Universities That Pull Out Of Strike Will Regret Their Actions – ASUU



ASUU Warns Senate over plans to buy exotic cars

The President of the Association of Staff Union of Universities, Prof. Biodun Ogunyemi has on Monday evening said that institutions that pulled out of the ongoing strike and opened their doors to students will regret their action in future.

Ogunyemi made this known while speaking to The Punch correspondent, who asked on his view on the perceived disunity in the union’s ranks.

The Punch reports that since the commencement of the industrial action no fewer than 6 institutions who are members of the union had pulled out of the industrial action.

The President hinted that members that pulled out of the campaign were pressured to abandon the fight by their vice-chancellors, or governing councils.

Ogunyemi said, “Those universities perceived as pulling out are certainly not against what we are asking for. Our members are in institutions like the Obafemi Awolowo University, which decided to work against us and deliberately sabotaged our efforts to reposition the universities.

“Those who said they do not agree with us are not against the funds for revitalisation that we are demanding. They are not against academic allowances or the payments of shortfalls that we ask for. They are not against fixing our universities.

“A lot of factors have to be considered when we talk about some universities pulling out. It is not that they actually mean to do so. Some intervening forces or variables may be at work. There are cases where vice-chancellors are overzealous, although they will be the greatest beneficiaries of what we are asking for. Some institutions were compelled by their governing councils to resume academic activities. In other situations, some governors or vice-chancellors deliberately created problems for us.

“Those vice-chancellors usually end up regretting their activities, but that does not stop us from resorting to our in-house procedure in dealing with chapters that pull out of national strikes. They will all be subjected to our in-house procedures.”

He however assured that 90 percent of its members were still in support of the strike action, noting that they were not bothered by the action of some of its chapters to abandon the industrial action.

He added that the conscience of these institutions will continue to speak against them, knowing fully well that when the goodies of the strike action begins to trickle in all the institutions in questions will be partakers of the benefits.

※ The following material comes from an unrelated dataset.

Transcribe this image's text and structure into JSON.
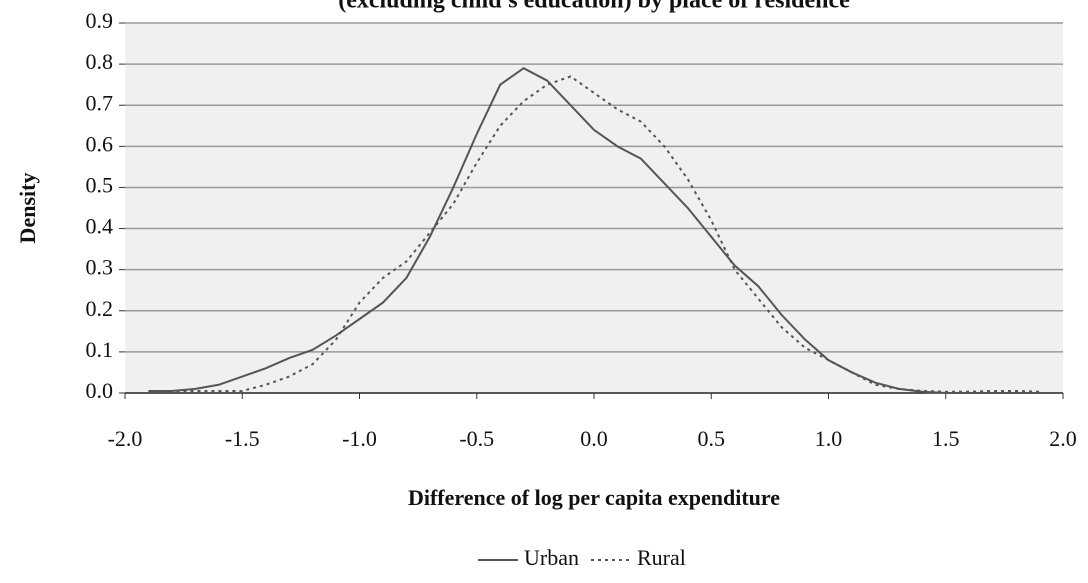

“Over 90 per cent of our members are still together and that is good enough for us because what we are doing now is a movement and those who fail to participate will regret their actions. They know that when the Federal Government releases funds for revitalisation, all public universities will be covered. The conscience of those who refused to participate in the strike will continue to prick them. Those who sabotaged us will have a moral burden and that is what we have always told them.

“If you go to state universities, many of the new projects you will see are technically being funded with capital funds from grants coming from NEEDs assessment and TETFund. If such universities are being forced to pull out, you will know that it is always against the wish of our members. We are not bothered,” he said.